Given that the volume of data available within each firm has exploded, data warehousing or even using data lakes- isn't an optimal solution, according to the CTO. And this isn't a new problem. According to an earlier Gartner report, the failure rate of data lakes and big data projects was at nearly 80%. Things have improved since, but single platforms are not the answer for all customers.
"That's where being platform-agnostic comes in. We have hundreds of integrations in play that allow clients to extract metadata and then empower them pick data -- and that means more datasets are used than just being moved past."

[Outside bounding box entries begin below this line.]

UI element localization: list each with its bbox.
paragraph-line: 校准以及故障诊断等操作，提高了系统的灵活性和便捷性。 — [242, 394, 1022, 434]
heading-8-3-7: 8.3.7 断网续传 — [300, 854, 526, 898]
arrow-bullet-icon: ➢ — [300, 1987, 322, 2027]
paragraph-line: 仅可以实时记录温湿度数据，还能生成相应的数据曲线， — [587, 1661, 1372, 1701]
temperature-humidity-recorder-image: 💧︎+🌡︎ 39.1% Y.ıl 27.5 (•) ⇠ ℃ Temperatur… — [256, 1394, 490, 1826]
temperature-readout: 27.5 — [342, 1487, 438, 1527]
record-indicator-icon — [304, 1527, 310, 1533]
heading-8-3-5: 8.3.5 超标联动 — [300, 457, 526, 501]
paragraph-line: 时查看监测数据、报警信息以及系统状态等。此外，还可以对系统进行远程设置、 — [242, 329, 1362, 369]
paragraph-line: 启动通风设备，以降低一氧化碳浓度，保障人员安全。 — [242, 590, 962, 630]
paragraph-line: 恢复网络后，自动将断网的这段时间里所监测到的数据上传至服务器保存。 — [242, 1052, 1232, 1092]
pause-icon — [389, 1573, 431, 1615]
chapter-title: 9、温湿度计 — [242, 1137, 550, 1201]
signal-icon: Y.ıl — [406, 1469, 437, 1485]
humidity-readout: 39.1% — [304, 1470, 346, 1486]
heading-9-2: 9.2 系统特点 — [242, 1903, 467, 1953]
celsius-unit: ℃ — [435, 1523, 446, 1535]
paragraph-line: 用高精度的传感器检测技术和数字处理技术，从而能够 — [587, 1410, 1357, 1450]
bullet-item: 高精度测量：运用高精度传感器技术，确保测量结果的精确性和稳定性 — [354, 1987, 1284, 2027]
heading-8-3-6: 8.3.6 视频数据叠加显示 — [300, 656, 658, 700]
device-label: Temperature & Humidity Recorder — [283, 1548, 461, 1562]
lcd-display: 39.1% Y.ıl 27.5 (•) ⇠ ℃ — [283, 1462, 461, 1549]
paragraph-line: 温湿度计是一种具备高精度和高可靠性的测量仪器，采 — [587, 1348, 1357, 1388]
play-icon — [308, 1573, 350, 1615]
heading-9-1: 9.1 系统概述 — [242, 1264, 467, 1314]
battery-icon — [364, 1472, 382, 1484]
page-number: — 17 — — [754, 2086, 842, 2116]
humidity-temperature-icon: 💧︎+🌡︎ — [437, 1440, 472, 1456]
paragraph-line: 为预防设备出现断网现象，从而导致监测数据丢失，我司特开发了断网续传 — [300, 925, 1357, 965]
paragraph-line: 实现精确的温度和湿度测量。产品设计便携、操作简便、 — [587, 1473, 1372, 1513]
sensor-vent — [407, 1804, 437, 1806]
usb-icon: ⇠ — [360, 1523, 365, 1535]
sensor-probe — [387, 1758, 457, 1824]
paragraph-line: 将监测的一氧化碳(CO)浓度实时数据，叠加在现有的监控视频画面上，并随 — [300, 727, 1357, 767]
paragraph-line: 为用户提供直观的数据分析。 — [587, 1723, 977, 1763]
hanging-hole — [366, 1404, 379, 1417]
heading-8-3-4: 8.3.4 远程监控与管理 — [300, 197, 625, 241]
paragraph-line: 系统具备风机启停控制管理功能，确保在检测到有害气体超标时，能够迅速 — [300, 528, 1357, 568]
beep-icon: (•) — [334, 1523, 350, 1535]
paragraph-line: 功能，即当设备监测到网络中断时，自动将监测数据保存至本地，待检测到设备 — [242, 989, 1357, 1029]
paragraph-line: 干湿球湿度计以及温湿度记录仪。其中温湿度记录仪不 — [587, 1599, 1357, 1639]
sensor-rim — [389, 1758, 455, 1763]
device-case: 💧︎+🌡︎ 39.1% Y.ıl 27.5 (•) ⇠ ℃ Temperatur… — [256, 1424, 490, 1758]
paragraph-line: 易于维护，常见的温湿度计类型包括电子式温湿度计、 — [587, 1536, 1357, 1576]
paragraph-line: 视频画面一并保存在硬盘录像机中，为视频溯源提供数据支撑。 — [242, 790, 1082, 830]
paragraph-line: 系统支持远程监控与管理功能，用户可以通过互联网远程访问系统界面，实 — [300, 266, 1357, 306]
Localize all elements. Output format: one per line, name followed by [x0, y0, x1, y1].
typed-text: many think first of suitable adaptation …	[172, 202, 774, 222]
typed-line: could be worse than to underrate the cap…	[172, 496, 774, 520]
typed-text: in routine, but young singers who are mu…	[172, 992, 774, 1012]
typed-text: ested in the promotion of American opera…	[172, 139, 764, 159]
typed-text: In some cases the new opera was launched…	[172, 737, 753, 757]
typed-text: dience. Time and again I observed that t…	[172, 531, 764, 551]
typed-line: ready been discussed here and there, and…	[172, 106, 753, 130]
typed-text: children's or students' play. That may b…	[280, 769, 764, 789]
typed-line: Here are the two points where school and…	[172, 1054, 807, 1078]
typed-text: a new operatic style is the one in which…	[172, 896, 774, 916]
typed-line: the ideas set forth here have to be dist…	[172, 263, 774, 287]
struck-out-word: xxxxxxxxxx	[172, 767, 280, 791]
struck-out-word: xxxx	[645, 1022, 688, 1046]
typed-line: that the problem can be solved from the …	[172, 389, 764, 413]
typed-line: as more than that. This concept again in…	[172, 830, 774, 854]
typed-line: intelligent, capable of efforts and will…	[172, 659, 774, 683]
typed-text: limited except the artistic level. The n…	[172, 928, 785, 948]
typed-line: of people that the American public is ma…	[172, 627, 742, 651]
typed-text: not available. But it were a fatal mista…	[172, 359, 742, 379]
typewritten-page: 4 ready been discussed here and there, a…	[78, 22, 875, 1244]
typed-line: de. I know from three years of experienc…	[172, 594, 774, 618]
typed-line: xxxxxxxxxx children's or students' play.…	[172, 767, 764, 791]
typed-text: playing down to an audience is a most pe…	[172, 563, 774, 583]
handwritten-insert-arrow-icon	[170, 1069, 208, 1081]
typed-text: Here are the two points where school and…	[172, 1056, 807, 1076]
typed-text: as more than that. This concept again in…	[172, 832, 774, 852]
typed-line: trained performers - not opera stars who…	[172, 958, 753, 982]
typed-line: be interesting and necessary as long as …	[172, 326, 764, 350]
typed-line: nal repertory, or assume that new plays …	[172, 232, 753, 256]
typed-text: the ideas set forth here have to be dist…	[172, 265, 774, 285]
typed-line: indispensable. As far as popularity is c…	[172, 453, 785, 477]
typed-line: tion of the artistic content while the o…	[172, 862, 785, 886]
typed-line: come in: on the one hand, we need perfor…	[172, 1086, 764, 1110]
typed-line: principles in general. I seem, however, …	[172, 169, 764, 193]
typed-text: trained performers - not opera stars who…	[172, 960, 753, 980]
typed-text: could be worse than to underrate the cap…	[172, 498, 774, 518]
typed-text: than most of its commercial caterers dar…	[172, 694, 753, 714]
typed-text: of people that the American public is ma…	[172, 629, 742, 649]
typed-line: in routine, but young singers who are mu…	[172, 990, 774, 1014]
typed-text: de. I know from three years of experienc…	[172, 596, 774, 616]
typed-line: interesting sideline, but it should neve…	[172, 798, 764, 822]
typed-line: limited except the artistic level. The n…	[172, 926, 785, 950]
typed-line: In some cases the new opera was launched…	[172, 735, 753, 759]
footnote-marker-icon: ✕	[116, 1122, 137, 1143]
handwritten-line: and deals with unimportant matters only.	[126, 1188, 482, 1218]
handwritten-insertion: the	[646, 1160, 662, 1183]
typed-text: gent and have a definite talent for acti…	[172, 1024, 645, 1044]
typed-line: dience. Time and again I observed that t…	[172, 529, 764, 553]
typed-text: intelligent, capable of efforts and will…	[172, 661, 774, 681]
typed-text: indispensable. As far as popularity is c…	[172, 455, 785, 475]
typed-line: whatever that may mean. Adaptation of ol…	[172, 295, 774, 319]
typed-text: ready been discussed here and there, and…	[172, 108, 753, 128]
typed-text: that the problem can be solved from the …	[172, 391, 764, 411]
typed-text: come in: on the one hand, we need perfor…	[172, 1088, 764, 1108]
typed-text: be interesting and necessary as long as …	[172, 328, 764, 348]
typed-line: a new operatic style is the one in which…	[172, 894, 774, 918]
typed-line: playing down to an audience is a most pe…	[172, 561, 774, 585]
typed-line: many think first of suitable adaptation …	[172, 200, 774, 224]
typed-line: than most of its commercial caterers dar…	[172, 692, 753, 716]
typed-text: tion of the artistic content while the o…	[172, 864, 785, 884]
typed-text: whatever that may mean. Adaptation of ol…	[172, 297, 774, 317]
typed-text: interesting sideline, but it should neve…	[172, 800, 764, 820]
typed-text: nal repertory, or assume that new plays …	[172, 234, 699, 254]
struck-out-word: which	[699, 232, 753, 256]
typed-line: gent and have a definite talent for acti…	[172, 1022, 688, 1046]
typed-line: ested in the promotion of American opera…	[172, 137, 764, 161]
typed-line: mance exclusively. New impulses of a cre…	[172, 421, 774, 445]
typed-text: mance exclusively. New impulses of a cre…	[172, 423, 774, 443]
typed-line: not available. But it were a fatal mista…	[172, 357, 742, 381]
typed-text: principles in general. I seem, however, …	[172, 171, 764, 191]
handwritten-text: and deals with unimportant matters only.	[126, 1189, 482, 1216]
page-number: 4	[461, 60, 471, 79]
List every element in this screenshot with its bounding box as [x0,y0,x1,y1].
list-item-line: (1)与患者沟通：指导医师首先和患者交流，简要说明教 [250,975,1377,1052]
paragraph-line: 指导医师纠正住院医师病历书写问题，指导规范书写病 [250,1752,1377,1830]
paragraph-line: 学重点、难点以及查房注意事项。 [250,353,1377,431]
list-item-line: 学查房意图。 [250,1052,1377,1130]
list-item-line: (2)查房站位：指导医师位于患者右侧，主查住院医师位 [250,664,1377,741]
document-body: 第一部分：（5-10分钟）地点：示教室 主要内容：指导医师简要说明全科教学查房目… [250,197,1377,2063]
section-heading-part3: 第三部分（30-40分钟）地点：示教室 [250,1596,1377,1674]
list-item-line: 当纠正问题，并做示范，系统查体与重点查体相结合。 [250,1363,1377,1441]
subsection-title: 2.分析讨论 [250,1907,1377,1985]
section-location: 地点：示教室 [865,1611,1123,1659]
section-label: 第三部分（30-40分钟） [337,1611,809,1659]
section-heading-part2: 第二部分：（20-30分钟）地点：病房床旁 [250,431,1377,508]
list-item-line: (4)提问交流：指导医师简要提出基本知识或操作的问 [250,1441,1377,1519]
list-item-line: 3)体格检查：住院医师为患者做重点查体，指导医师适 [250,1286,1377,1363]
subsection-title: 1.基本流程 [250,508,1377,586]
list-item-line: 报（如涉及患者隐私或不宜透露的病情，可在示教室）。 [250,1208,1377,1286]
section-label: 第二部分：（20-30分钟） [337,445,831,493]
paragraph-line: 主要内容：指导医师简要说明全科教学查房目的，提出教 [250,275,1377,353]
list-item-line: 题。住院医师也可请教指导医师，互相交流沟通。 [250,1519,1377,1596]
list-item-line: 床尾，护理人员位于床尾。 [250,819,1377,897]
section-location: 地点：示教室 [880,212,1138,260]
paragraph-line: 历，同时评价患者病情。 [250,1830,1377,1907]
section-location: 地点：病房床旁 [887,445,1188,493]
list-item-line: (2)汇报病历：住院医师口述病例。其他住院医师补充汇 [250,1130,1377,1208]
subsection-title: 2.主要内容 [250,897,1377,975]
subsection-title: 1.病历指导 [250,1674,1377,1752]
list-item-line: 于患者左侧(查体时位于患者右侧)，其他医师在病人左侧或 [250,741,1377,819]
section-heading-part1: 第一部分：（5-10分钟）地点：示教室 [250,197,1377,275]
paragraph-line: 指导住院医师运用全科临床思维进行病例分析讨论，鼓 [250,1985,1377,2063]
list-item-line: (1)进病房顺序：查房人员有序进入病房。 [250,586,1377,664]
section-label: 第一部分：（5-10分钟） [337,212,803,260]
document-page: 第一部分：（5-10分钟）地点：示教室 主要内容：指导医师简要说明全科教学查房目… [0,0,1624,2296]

Collibra, in short, plugs into these myriad data sources and rather than demanding that they all come together, furnishes users with an organised, searchable inventory of these distributed data assets. Call it a database about your databases, if you will; albeit one with a shiny front-end (users can plug in tools like Tableau for visualisations) that pulls in metadata, such as data descriptions, lineage, and quality information, and lets you add governance capabilities.
On being asked what are the big asks across industry when it comes to data governance and intelligence solutions, Collibra's CTO Tanasie elaborates through three use cases: The first bit is discovery -- clients come in saying I have a lot of data and I don't even know what I have."
"At that point its about getting a full understanding of the landscape and many of the customers that we have started there, they just want to extract the metadata from thousands of data sources that they have in the ecosystem and be able to put it together."
"The second use case can be summed up as about really understanding the data. It's about the profiling and classification part of it; to be able to understand the data similarity and the overlap and redundancy."
"And the final piece of the puzzle is really using the data -- that's the data marketplace. That where you've put all your data quality, and then you do policy enforcement and you eventually expose data as products to your companies."
Tanasie is cognizant that not all three are made equal when it comes to data governance and cloud needs.
"Many of our customers are using one or two of these tools, that is one or two of these three different use cases. I don't know if we have many that are using all three of them and that tells me that this is a market that is still evolving."
With a 19.2% CAGR in 2023, the data intelligence platform market is both evolving and growing. The Acumen Research and Consulting forecast expects the sector to reach a market size of $56.7 Billion By 2030.
And Tanasie says CDOs and other customers have ongoing challenges that they need help tackling: "Data governance is a moving target, especially with global regulation and market demands being dynamic.
"I've put a lot of effort towards our enterprise practises and that sets us up for scale in engineering and security," she concludes.